Access to a casting service like Hogancastings has opened up a whole new area for us slingshot designers and shooters. All of a sudden, we can make fantastic constructions out of any kind of material, including stuff that is not strong enough for serious draw weights, and have them cast in metal.

I actually tried to work with small CNC and casting companies before, but they frowned on the weaponry aspect of the projects and also the numbers have been way too low for them. But now we have an excellent provider who WANTS our business!

When I first mentioned Hogancastings in my videos, I said that they "continue to excite the slingshot community". That statement remains standing.

Jörg


----------



## ZDP-189 (Mar 14, 2010)

I'd agree that CNC and waterjet cutting is problematic. CNC companies round here can digitise designs and make 'prototypes' but who wants to spend several hundred dollars in set up fees?

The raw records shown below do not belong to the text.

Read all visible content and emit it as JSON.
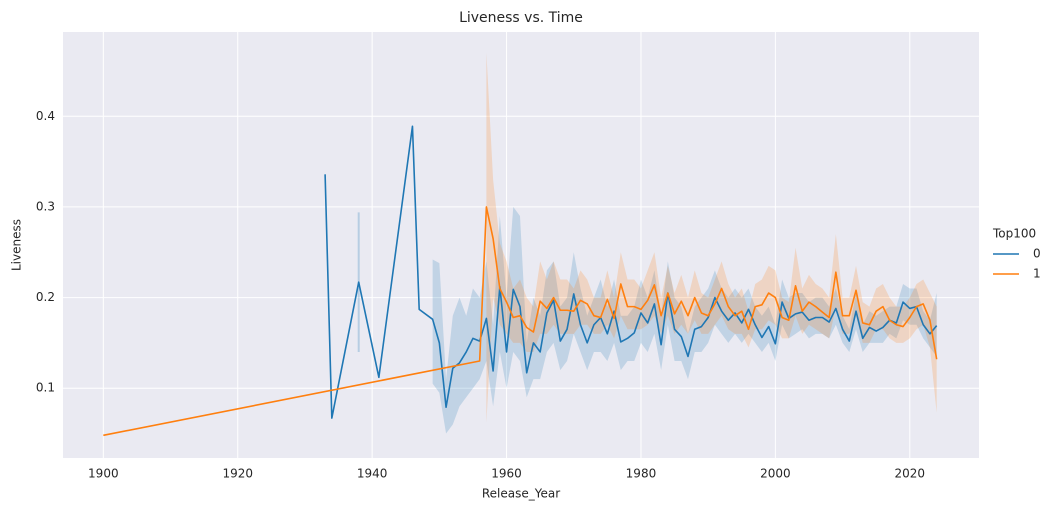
{
  "chart_data": {
    "type": "line",
    "title": "Liveness vs. Time",
    "x_label": "Release_Year",
    "y_label": "Liveness",
    "xlim": [
      1894,
      2030.3
    ],
    "ylim": [
      0.023,
      0.493
    ],
    "xticks": [
      1900,
      1920,
      1940,
      1960,
      1980,
      2000,
      2020
    ],
    "yticks": [
      0.1,
      0.2,
      0.3,
      0.4
    ],
    "grid": true,
    "legend": "outside right",
    "legend_title": "Top100",
    "series": [
      {
        "name": "0",
        "color": "#1f77b4",
        "x": [
          1933,
          1934,
          1938,
          1941,
          1946,
          1947,
          1949,
          1950,
          1951,
          1952,
          1953,
          1954,
          1955,
          1956,
          1957,
          1958,
          1959,
          1960,
          1961,
          1962,
          1963,
          1964,
          1965,
          1966,
          1967,
          1968,
          1969,
          1970,
          1971,
          1972,
          1973,
          1974,
          1975,
          1976,
          1977,
          1978,
          1979,
          1980,
          1981,
          1982,
          1983,
          1984,
          1985,
          1986,
          1987,
          1988,
          1989,
          1990,
          1991,
          1992,
          1993,
          1994,
          1995,
          1996,
          1997,
          1998,
          1999,
          2000,
          2001,
          2002,
          2003,
          2004,
          2005,
          2006,
          2007,
          2008,
          2009,
          2010,
          2011,
          2012,
          2013,
          2014,
          2015,
          2016,
          2017,
          2018,
          2019,
          2020,
          2021,
          2022,
          2023,
          2024
        ],
        "values": [
          0.336,
          0.067,
          0.217,
          0.112,
          0.389,
          0.187,
          0.176,
          0.15,
          0.079,
          0.122,
          0.128,
          0.14,
          0.155,
          0.152,
          0.177,
          0.119,
          0.212,
          0.14,
          0.209,
          0.19,
          0.117,
          0.15,
          0.14,
          0.183,
          0.197,
          0.152,
          0.165,
          0.204,
          0.17,
          0.15,
          0.17,
          0.178,
          0.16,
          0.185,
          0.151,
          0.155,
          0.161,
          0.183,
          0.172,
          0.193,
          0.148,
          0.205,
          0.165,
          0.157,
          0.135,
          0.165,
          0.168,
          0.178,
          0.2,
          0.185,
          0.175,
          0.183,
          0.172,
          0.187,
          0.17,
          0.156,
          0.168,
          0.149,
          0.195,
          0.177,
          0.182,
          0.184,
          0.175,
          0.178,
          0.178,
          0.173,
          0.188,
          0.165,
          0.152,
          0.185,
          0.155,
          0.167,
          0.163,
          0.167,
          0.175,
          0.172,
          0.195,
          0.188,
          0.19,
          0.17,
          0.16,
          0.169
        ],
        "ci_lower": [
          null,
          null,
          0.14,
          null,
          null,
          null,
          0.105,
          0.095,
          0.05,
          0.06,
          0.08,
          0.09,
          0.1,
          0.11,
          0.13,
          0.08,
          0.14,
          0.1,
          0.14,
          0.13,
          0.09,
          0.11,
          0.11,
          0.14,
          0.15,
          0.12,
          0.13,
          0.16,
          0.14,
          0.12,
          0.14,
          0.14,
          0.13,
          0.15,
          0.12,
          0.13,
          0.13,
          0.15,
          0.14,
          0.16,
          0.12,
          0.17,
          0.13,
          0.13,
          0.11,
          0.14,
          0.14,
          0.15,
          0.17,
          0.16,
          0.15,
          0.16,
          0.15,
          0.16,
          0.15,
          0.14,
          0.15,
          0.13,
          0.17,
          0.155,
          0.16,
          0.165,
          0.155,
          0.16,
          0.16,
          0.155,
          0.17,
          0.15,
          0.14,
          0.165,
          0.14,
          0.15,
          0.15,
          0.15,
          0.16,
          0.155,
          0.175,
          0.17,
          0.17,
          0.155,
          0.145,
          0.135
        ],
        "ci_upper": [
          null,
          null,
          0.294,
          null,
          null,
          null,
          0.242,
          0.238,
          0.11,
          0.18,
          0.2,
          0.18,
          0.21,
          0.2,
          0.24,
          0.17,
          0.29,
          0.2,
          0.3,
          0.29,
          0.15,
          0.2,
          0.18,
          0.23,
          0.24,
          0.19,
          0.2,
          0.25,
          0.21,
          0.18,
          0.2,
          0.22,
          0.19,
          0.22,
          0.18,
          0.18,
          0.19,
          0.22,
          0.2,
          0.23,
          0.18,
          0.24,
          0.2,
          0.19,
          0.16,
          0.19,
          0.2,
          0.21,
          0.23,
          0.21,
          0.2,
          0.21,
          0.2,
          0.21,
          0.19,
          0.18,
          0.19,
          0.17,
          0.22,
          0.2,
          0.205,
          0.205,
          0.195,
          0.2,
          0.2,
          0.19,
          0.21,
          0.18,
          0.165,
          0.205,
          0.17,
          0.185,
          0.18,
          0.185,
          0.19,
          0.19,
          0.215,
          0.21,
          0.21,
          0.185,
          0.175,
          0.205
        ]
      },
      {
        "name": "1",
        "color": "#ff7f0e",
        "x": [
          1900,
          1956,
          1957,
          1958,
          1959,
          1960,
          1961,
          1962,
          1963,
          1964,
          1965,
          1966,
          1967,
          1968,
          1969,
          1970,
          1971,
          1972,
          1973,
          1974,
          1975,
          1976,
          1977,
          1978,
          1979,
          1980,
          1981,
          1982,
          1983,
          1984,
          1985,
          1986,
          1987,
          1988,
          1989,
          1990,
          1991,
          1992,
          1993,
          1994,
          1995,
          1996,
          1997,
          1998,
          1999,
          2000,
          2001,
          2002,
          2003,
          2004,
          2005,
          2006,
          2007,
          2008,
          2009,
          2010,
          2011,
          2012,
          2013,
          2014,
          2015,
          2016,
          2017,
          2018,
          2019,
          2020,
          2021,
          2022,
          2023,
          2024
        ],
        "values": [
          0.048,
          0.13,
          0.3,
          0.265,
          0.21,
          0.195,
          0.178,
          0.18,
          0.167,
          0.162,
          0.196,
          0.188,
          0.2,
          0.186,
          0.186,
          0.185,
          0.197,
          0.193,
          0.18,
          0.178,
          0.198,
          0.177,
          0.215,
          0.19,
          0.19,
          0.187,
          0.197,
          0.214,
          0.18,
          0.205,
          0.182,
          0.196,
          0.18,
          0.2,
          0.183,
          0.18,
          0.193,
          0.21,
          0.19,
          0.18,
          0.185,
          0.165,
          0.19,
          0.192,
          0.205,
          0.2,
          0.178,
          0.175,
          0.213,
          0.185,
          0.195,
          0.19,
          0.184,
          0.178,
          0.228,
          0.18,
          0.18,
          0.208,
          0.172,
          0.17,
          0.185,
          0.19,
          0.175,
          0.17,
          0.168,
          0.178,
          0.19,
          0.193,
          0.175,
          0.132
        ],
        "ci_lower": [
          null,
          null,
          0.062,
          0.2,
          0.17,
          0.16,
          0.15,
          0.15,
          0.14,
          0.14,
          0.16,
          0.16,
          0.17,
          0.16,
          0.16,
          0.16,
          0.17,
          0.17,
          0.16,
          0.16,
          0.17,
          0.155,
          0.18,
          0.165,
          0.165,
          0.165,
          0.17,
          0.18,
          0.16,
          0.18,
          0.16,
          0.17,
          0.16,
          0.175,
          0.16,
          0.16,
          0.17,
          0.18,
          0.165,
          0.16,
          0.16,
          0.145,
          0.165,
          0.165,
          0.175,
          0.17,
          0.155,
          0.155,
          0.18,
          0.16,
          0.17,
          0.165,
          0.16,
          0.155,
          0.19,
          0.16,
          0.16,
          0.18,
          0.15,
          0.15,
          0.165,
          0.165,
          0.155,
          0.15,
          0.15,
          0.155,
          0.165,
          0.17,
          0.145,
          0.073
        ],
        "ci_upper": [
          null,
          null,
          0.47,
          0.33,
          0.26,
          0.24,
          0.21,
          0.22,
          0.2,
          0.19,
          0.24,
          0.22,
          0.24,
          0.22,
          0.22,
          0.21,
          0.23,
          0.22,
          0.2,
          0.2,
          0.23,
          0.2,
          0.25,
          0.22,
          0.22,
          0.21,
          0.23,
          0.25,
          0.2,
          0.235,
          0.205,
          0.225,
          0.2,
          0.23,
          0.205,
          0.2,
          0.22,
          0.24,
          0.215,
          0.2,
          0.21,
          0.185,
          0.215,
          0.22,
          0.235,
          0.23,
          0.2,
          0.195,
          0.255,
          0.21,
          0.225,
          0.215,
          0.21,
          0.2,
          0.27,
          0.2,
          0.2,
          0.235,
          0.195,
          0.19,
          0.21,
          0.215,
          0.2,
          0.19,
          0.19,
          0.2,
          0.215,
          0.22,
          0.205,
          0.19
        ]
      }
    ]
  }
}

Waterjet is a bit cheaper, because you can just send an Adobe Illustrator vector file, but it's still prohibitively expensive and all you get is a hard edged steel board cut.

Rapid prototyping is another option. You can get fantastic detail and structures impossible by any other method, but again you need to pay for digitising and the unit price is high.

I've also looked into acrylic signmakers, who cut by hand from a drawing, but they charge $30 for a simple board cut and don't round over. You may as well do it yourself.

My final idea is production manufacturing in China. Unless you speak Chinese, live in China and have distribution channels that can move tens of thousands of product (injection moulding) or thousands of metal castings, that's just fantasy.

So as Jörg said, Hogancastings is th only practical option for the craftsman and a fine option at that.

Hogancastings can make a casting based on a whole slingshot and perhaps even a drawing, but the best way is to send them a proper production master. To do that, work in two sides (for the two sides of the mould the cope and drag) and the base each side should be perfectly flat. I work from slabs of wood or plastic. This is a good practice as it ensures a planar parting line so you don't get a situation that may require a complex mould for no good reason. I finish to a smooth finish. It's not really necessary as the sand leaves its own texture which is sanded and buffed out, but it shows the clean lines. Leave at least a 2-3 degree bevel on the edges so they can get the master out of the sand and round over sharp edges. Don't make deep troughs that are hard to finish and may chip out the sand. Avoid small inside radii or areas that are hard to reach with a die grinder, belt sander or polishing map. These areas won't be finished as well. Certainly there should be no overhangs. If you get it all right, Pete is more likely to accept your design and it'll come out perfectly!

For those who have exciting and original designs but lack the facilities to make the master, Pete may be able to tempt me with some castings and have me work from your drawings to make a master for your project.


----------



## whipcrackdeadbunny (May 22, 2010)

The work speaks for itself, I wonder if the original Milbro team would've guessed?


----------



## Tex-Shooter (Dec 17, 2009)

I have worked with Pete Hogan and he is top notch. I have also worked with Charles Saunders and he also is top notch. We also have some top notch custom makers to work with. -- Tex-Shooter


----------



## Pro-Shot (UK) Catapults (Apr 21, 2010)

Well what can we say you gyes are the best its nice to know what we have to offer is appreciated by you all.We will continue to work hard in making 
milbro pro shot uk a name people are proud to be a part of It would be grate to think we can become the DANGKUNG of the EU? 
WE HAVE A DREAM and with a bit of hard work it will come true?


----------